Timing matters, too. Utilities that have announced net zero goals have to start making investment plans soon – many are already behind schedule. With coal phase-outs looming large, PacificCorp is one utility to watch as it considers TerraPower’s SMR design.
Where will SMR growth take off?
The US will continue to be a key growth market, with projects supported by the investment tax credits and production tax credits enshrined in the Inflation Reduction Act. The EU Net Zero Industry Act, proposed last year, includes nuclear power in the region's strategy framework to achieve net zero. We expect further pipeline announcements on SMR projects from Westinghouse, Rolls Royce and EDF, all of whose portfolios are underweight in Europe.
Similarly, Asia’s SMR pipeline is small and needs to build momentum in the next 10 to 15 years. We estimate 180 GW of SMR capacity is required to put Asia on a net zero pathway. With Japan’s commitment to nuclear uncertain, much depends on policy decisions in China and South Korea.

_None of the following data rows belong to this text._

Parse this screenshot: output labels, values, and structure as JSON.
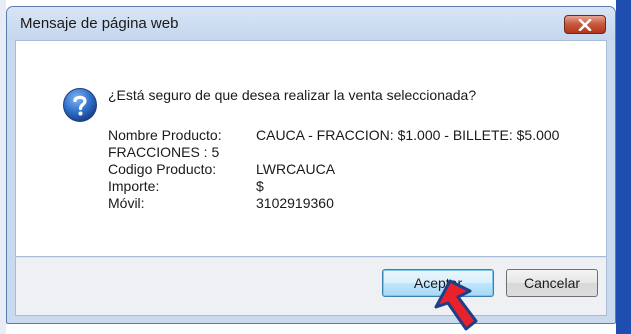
{
  "dialog": {
    "title": "Mensaje de página web",
    "message": "¿Está seguro de que desea realizar la venta seleccionada?",
    "rows": [
      {
        "label": "Nombre Producto:",
        "value": "CAUCA - FRACCION: $1.000 - BILLETE:  $5.000"
      },
      {
        "label": "FRACCIONES : 5",
        "value": ""
      },
      {
        "label": "Codigo Producto:",
        "value": "LWRCAUCA"
      },
      {
        "label": "Importe:",
        "value": "$"
      },
      {
        "label": "Móvil:",
        "value": "3102919360"
      }
    ],
    "buttons": {
      "accept": "Aceptar",
      "cancel": "Cancelar"
    },
    "icons": {
      "message": "question-icon",
      "close": "close-icon"
    }
  },
  "colors": {
    "titlebar": "#c9d9ee",
    "close": "#c95a41",
    "page_edge": "#1e4fb0",
    "cursor": "#e8212b"
  }
}
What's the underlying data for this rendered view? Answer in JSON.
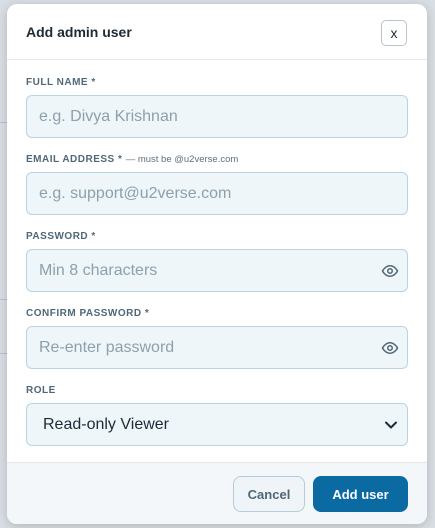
{
  "modal": {
    "title": "Add admin user",
    "close_label": "x"
  },
  "form": {
    "full_name": {
      "label": "FULL NAME *",
      "placeholder": "e.g. Divya Krishnan",
      "value": ""
    },
    "email": {
      "label": "EMAIL ADDRESS *",
      "hint": "— must be @u2verse.com",
      "placeholder": "e.g. support@u2verse.com",
      "value": ""
    },
    "password": {
      "label": "PASSWORD *",
      "placeholder": "Min 8 characters",
      "value": "",
      "icon": "eye-icon"
    },
    "confirm_password": {
      "label": "CONFIRM PASSWORD *",
      "placeholder": "Re-enter password",
      "value": "",
      "icon": "eye-icon"
    },
    "role": {
      "label": "ROLE",
      "selected": "Read-only Viewer"
    }
  },
  "footer": {
    "cancel_label": "Cancel",
    "submit_label": "Add user"
  },
  "colors": {
    "primary": "#0b6aa2",
    "input_bg": "#eef6fa",
    "input_border": "#b8d4e2",
    "label": "#4f6878"
  }
}
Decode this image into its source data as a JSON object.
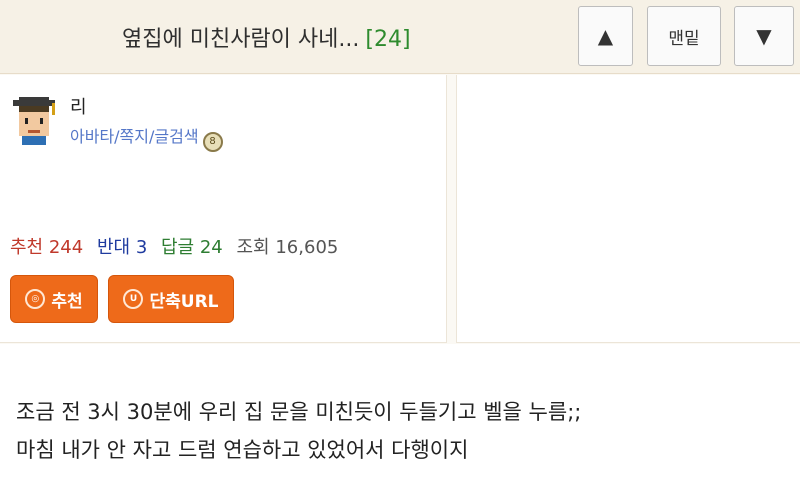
{
  "header": {
    "title": "옆집에 미친사람이 사네...",
    "reply_count": "[24]",
    "up_label": "▲",
    "bottom_label": "맨밑",
    "down_label": "▼"
  },
  "author": {
    "name": "리",
    "links": "아바타/쪽지/글검색"
  },
  "stats": {
    "recommend_label": "추천",
    "recommend_value": "244",
    "oppose_label": "반대",
    "oppose_value": "3",
    "replies_label": "답글",
    "replies_value": "24",
    "views_label": "조회",
    "views_value": "16,605"
  },
  "actions": {
    "recommend_label": "추천",
    "short_url_label": "단축URL"
  },
  "post": {
    "lines": [
      "조금 전 3시 30분에 우리 집 문을 미친듯이 두들기고 벨을 누름;;",
      "마침 내가 안 자고 드럼 연습하고 있었어서 다행이지"
    ]
  }
}
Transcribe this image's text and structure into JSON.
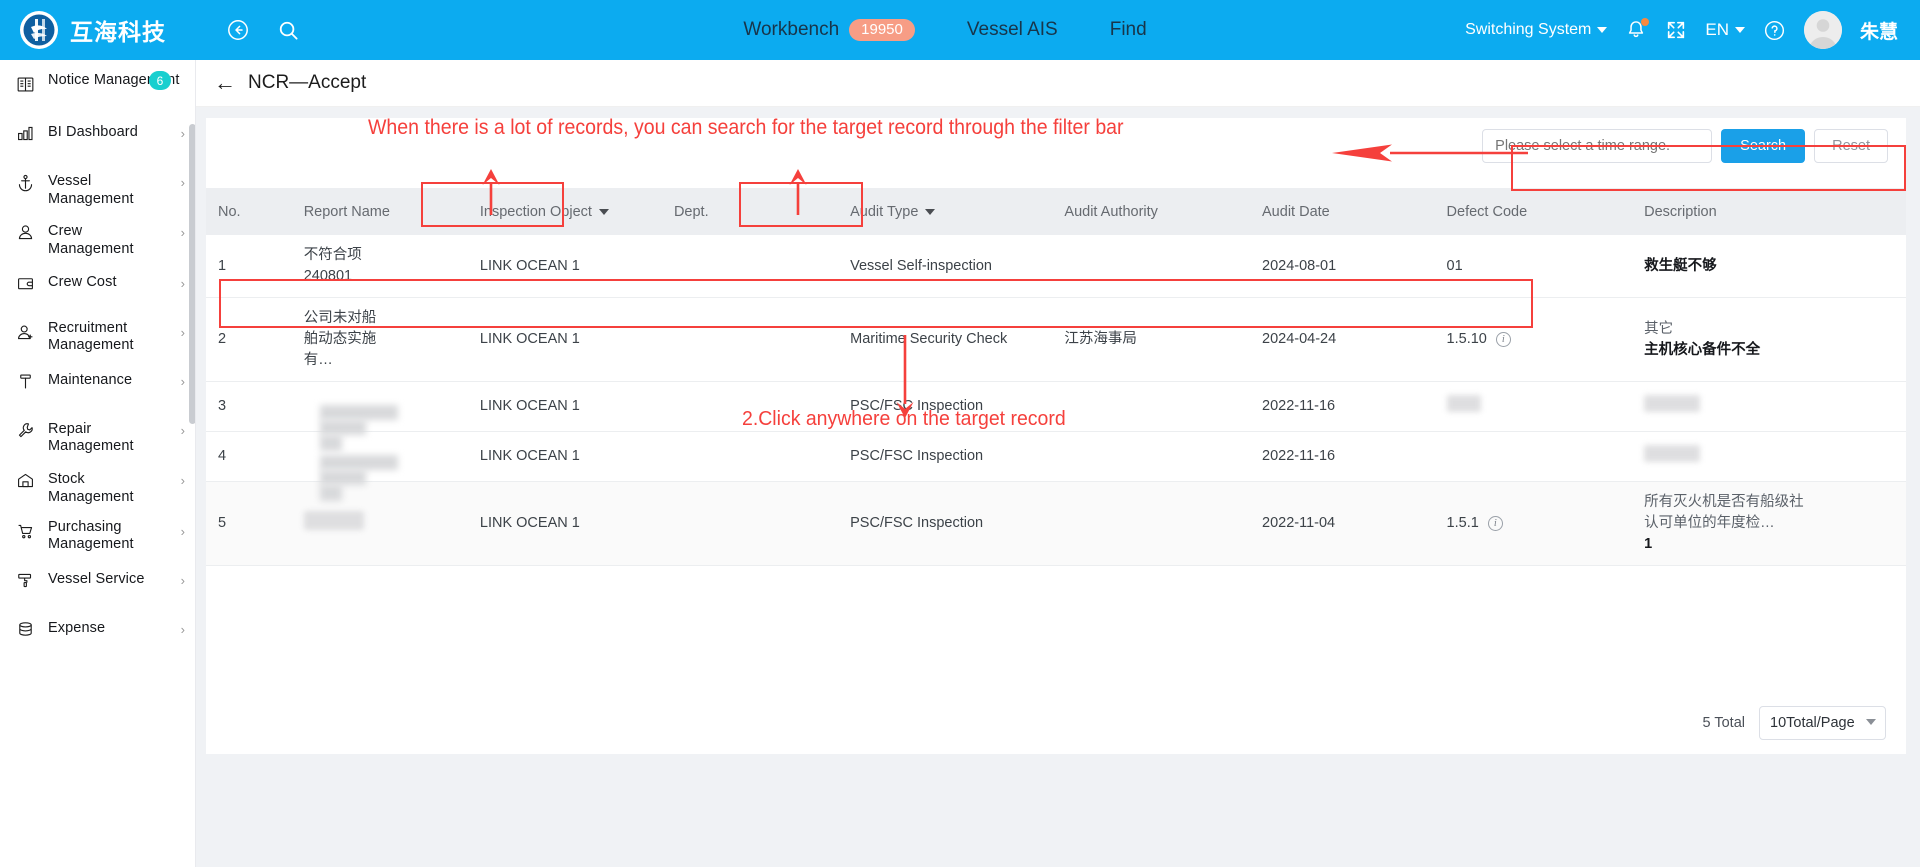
{
  "topbar": {
    "brand_name": "互海科技",
    "back_icon": "back-circle-icon",
    "search_icon": "search-icon",
    "workbench_label": "Workbench",
    "workbench_count": "19950",
    "vessel_ais_label": "Vessel AIS",
    "find_label": "Find",
    "switching_system_label": "Switching System",
    "bell_icon": "bell-icon",
    "fullscreen_icon": "fullscreen-icon",
    "language_label": "EN",
    "help_icon": "help-icon",
    "user_name": "朱慧"
  },
  "sidebar": {
    "items": [
      {
        "label": "Notice Management",
        "icon": "book-icon",
        "badge": "6",
        "chevron": false
      },
      {
        "label": "BI Dashboard",
        "icon": "bar-chart-icon",
        "badge": "",
        "chevron": true
      },
      {
        "label": "Vessel Management",
        "icon": "anchor-icon",
        "badge": "",
        "chevron": true
      },
      {
        "label": "Crew Management",
        "icon": "person-icon",
        "badge": "",
        "chevron": true
      },
      {
        "label": "Crew Cost",
        "icon": "wallet-icon",
        "badge": "",
        "chevron": true
      },
      {
        "label": "Recruitment Management",
        "icon": "person-add-icon",
        "badge": "",
        "chevron": true
      },
      {
        "label": "Maintenance",
        "icon": "hammer-icon",
        "badge": "",
        "chevron": true
      },
      {
        "label": "Repair Management",
        "icon": "wrench-icon",
        "badge": "",
        "chevron": true
      },
      {
        "label": "Stock Management",
        "icon": "warehouse-icon",
        "badge": "",
        "chevron": true
      },
      {
        "label": "Purchasing Management",
        "icon": "cart-icon",
        "badge": "",
        "chevron": true
      },
      {
        "label": "Vessel Service",
        "icon": "paint-roller-icon",
        "badge": "",
        "chevron": true
      },
      {
        "label": "Expense",
        "icon": "database-icon",
        "badge": "",
        "chevron": true
      }
    ]
  },
  "page": {
    "title": "NCR—Accept",
    "back_icon": "arrow-left-icon"
  },
  "filter": {
    "date_placeholder": "Please select a time range.",
    "search_label": "Search",
    "reset_label": "Reset"
  },
  "table": {
    "columns": [
      {
        "label": "No.",
        "filterable": false
      },
      {
        "label": "Report Name",
        "filterable": false
      },
      {
        "label": "Inspection Object",
        "filterable": true
      },
      {
        "label": "Dept.",
        "filterable": false
      },
      {
        "label": "Audit Type",
        "filterable": true
      },
      {
        "label": "Audit Authority",
        "filterable": false
      },
      {
        "label": "Audit Date",
        "filterable": false
      },
      {
        "label": "Defect Code",
        "filterable": false
      },
      {
        "label": "Description",
        "filterable": false
      }
    ],
    "rows": [
      {
        "no": "1",
        "report_name": "不符合项240801",
        "report_blurred": false,
        "inspection_object": "LINK OCEAN 1",
        "dept": "",
        "audit_type": "Vessel Self-inspection",
        "audit_authority": "",
        "audit_date": "2024-08-01",
        "defect_code": "01",
        "defect_info_icon": false,
        "defect_blurred": false,
        "description_top": "",
        "description_bold": "救生艇不够",
        "description_blurred": false,
        "highlighted": false
      },
      {
        "no": "2",
        "report_name": "公司未对船舶动态实施有…",
        "report_blurred": false,
        "inspection_object": "LINK OCEAN 1",
        "dept": "",
        "audit_type": "Maritime Security Check",
        "audit_authority": "江苏海事局",
        "audit_date": "2024-04-24",
        "defect_code": "1.5.10",
        "defect_info_icon": true,
        "defect_blurred": false,
        "description_top": "其它",
        "description_bold": "主机核心备件不全",
        "description_blurred": false,
        "highlighted": true
      },
      {
        "no": "3",
        "report_name": "",
        "report_blurred": true,
        "inspection_object": "LINK OCEAN 1",
        "dept": "",
        "audit_type": "PSC/FSC Inspection",
        "audit_authority": "",
        "audit_date": "2022-11-16",
        "defect_code": "",
        "defect_info_icon": false,
        "defect_blurred": true,
        "description_top": "",
        "description_bold": "",
        "description_blurred": true,
        "highlighted": false
      },
      {
        "no": "4",
        "report_name": "",
        "report_blurred": true,
        "inspection_object": "LINK OCEAN 1",
        "dept": "",
        "audit_type": "PSC/FSC Inspection",
        "audit_authority": "",
        "audit_date": "2022-11-16",
        "defect_code": "",
        "defect_info_icon": false,
        "defect_blurred": false,
        "description_top": "",
        "description_bold": "",
        "description_blurred": true,
        "highlighted": false
      },
      {
        "no": "5",
        "report_name": "",
        "report_blurred": true,
        "inspection_object": "LINK OCEAN 1",
        "dept": "",
        "audit_type": "PSC/FSC Inspection",
        "audit_authority": "",
        "audit_date": "2022-11-04",
        "defect_code": "1.5.1",
        "defect_info_icon": true,
        "defect_blurred": false,
        "description_top": "所有灭火机是否有船级社认可单位的年度检…",
        "description_bold": "1",
        "description_blurred": false,
        "highlighted": false
      }
    ]
  },
  "pagination": {
    "total_label": "5 Total",
    "page_size_label": "10Total/Page"
  },
  "annotations": {
    "note1": "When there is a lot of records, you can search for the target record through the filter bar",
    "note2": "2.Click anywhere on the target record",
    "accent_color": "#f5403c"
  }
}
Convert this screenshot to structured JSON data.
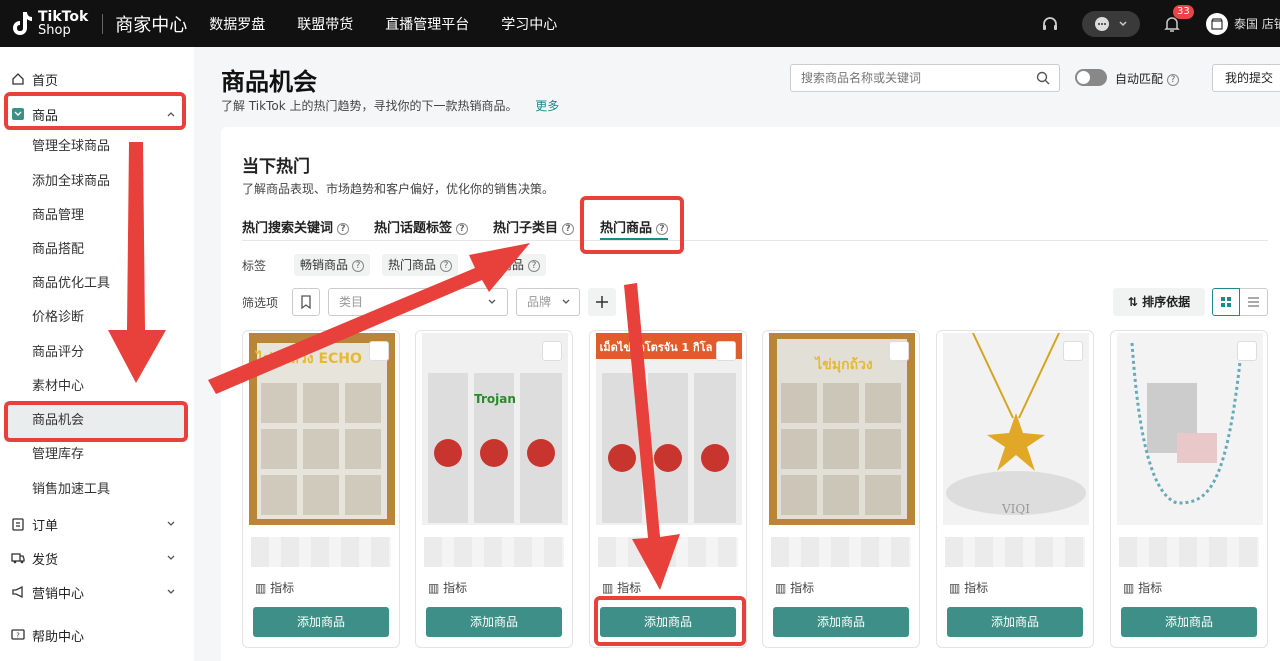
{
  "topbar": {
    "logo_line1": "TikTok",
    "logo_line2": "Shop",
    "app_title": "商家中心",
    "nav": [
      "数据罗盘",
      "联盟带货",
      "直播管理平台",
      "学习中心"
    ],
    "notification_count": "33",
    "store_name": "泰国 店铺"
  },
  "sidebar": {
    "home": "首页",
    "products": "商品",
    "product_subitems": [
      "管理全球商品",
      "添加全球商品",
      "商品管理",
      "商品搭配",
      "商品优化工具",
      "价格诊断",
      "商品评分",
      "素材中心",
      "商品机会",
      "管理库存",
      "销售加速工具"
    ],
    "orders": "订单",
    "shipping": "发货",
    "marketing": "营销中心",
    "help": "帮助中心"
  },
  "header": {
    "title": "商品机会",
    "subtitle": "了解 TikTok 上的热门趋势，寻找你的下一款热销商品。",
    "more_link": "更多",
    "search_placeholder": "搜索商品名称或关键词",
    "auto_match_label": "自动匹配",
    "my_submissions": "我的提交"
  },
  "section": {
    "title": "当下热门",
    "subtitle": "了解商品表现、市场趋势和客户偏好，优化你的销售决策。",
    "tabs": [
      "热门搜索关键词",
      "热门话题标签",
      "热门子类目",
      "热门商品"
    ],
    "active_tab": "热门商品",
    "tag_label": "标签",
    "tags": [
      "畅销商品",
      "热门商品",
      "精选商品"
    ],
    "filter_label": "筛选项",
    "category_placeholder": "类目",
    "brand_placeholder": "品牌",
    "sort_label": "排序依据"
  },
  "products": [
    {
      "image_text": "ไข่มุกถ้วง ECHO",
      "metric": "指标",
      "button": "添加商品",
      "theme": "bag"
    },
    {
      "image_text": "Trojan",
      "metric": "指标",
      "button": "添加商品",
      "theme": "bag-red"
    },
    {
      "image_text": "เม็ดไข่มุกโตรจัน 1 กิโล",
      "metric": "指标",
      "button": "添加商品",
      "theme": "bag-red"
    },
    {
      "image_text": "ไข่มุกถ้วง",
      "metric": "指标",
      "button": "添加商品",
      "theme": "bag"
    },
    {
      "image_text": "VIQI",
      "metric": "指标",
      "button": "添加商品",
      "theme": "jewel"
    },
    {
      "image_text": "",
      "metric": "指标",
      "button": "添加商品",
      "theme": "beads"
    }
  ],
  "colors": {
    "accent": "#3e8f87",
    "annotation": "#e8403a",
    "topbar": "#111111"
  }
}
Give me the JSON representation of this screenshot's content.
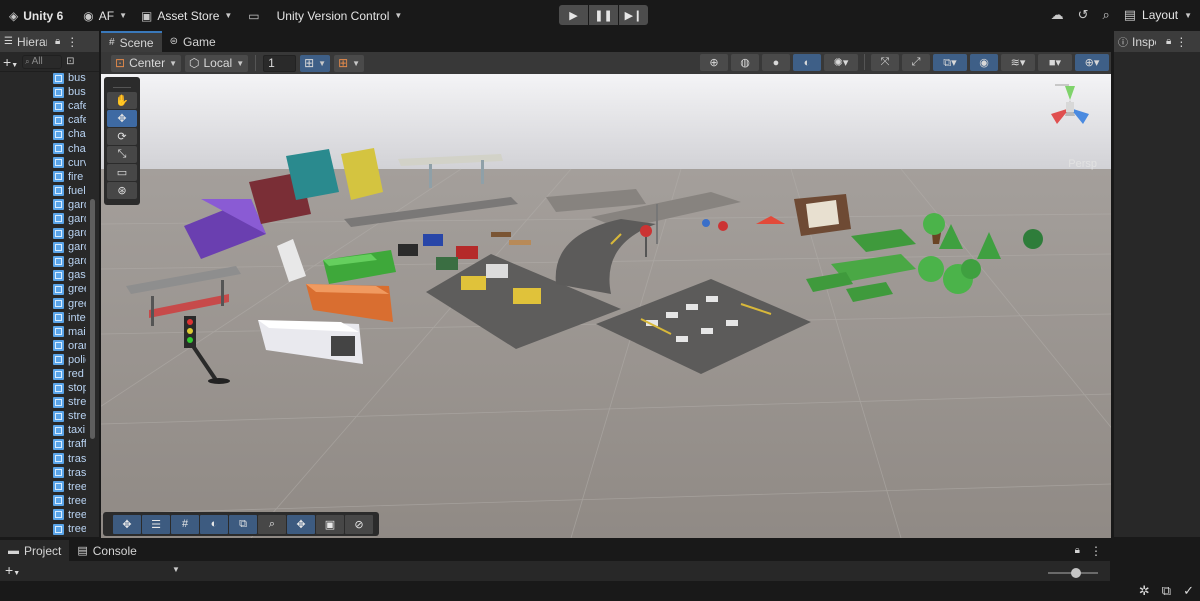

What’s the biggest challenge for SMRs?
The cloud perennially hanging over developers and investors is costs. The hope is that SMRs break the mould of conventional nuclear projects of the last two decades and developers deliver a product with more controllable and predictable costs. We expect first-of-a-kind SMRs to cost around US$180/MWh, falling by 40% to US$100/MWh by 2030, driven by innovation and scaling up.
There are four must-haves for SMRs. First, investors will need to have a multi-decade time horizon as cost savings will come through over time. Second, government support needs to focus on tax breaks, faster-permitting timelines and government-backed offtake. Third, governments need to ensure investment in uranium supply and enrichment capacity. The wild price swings in the uranium market over the last 12 months are a risk to SMR project development. Lastly, and critically, customers will need to be realistic about the cost of 24/7, zero-emissions power.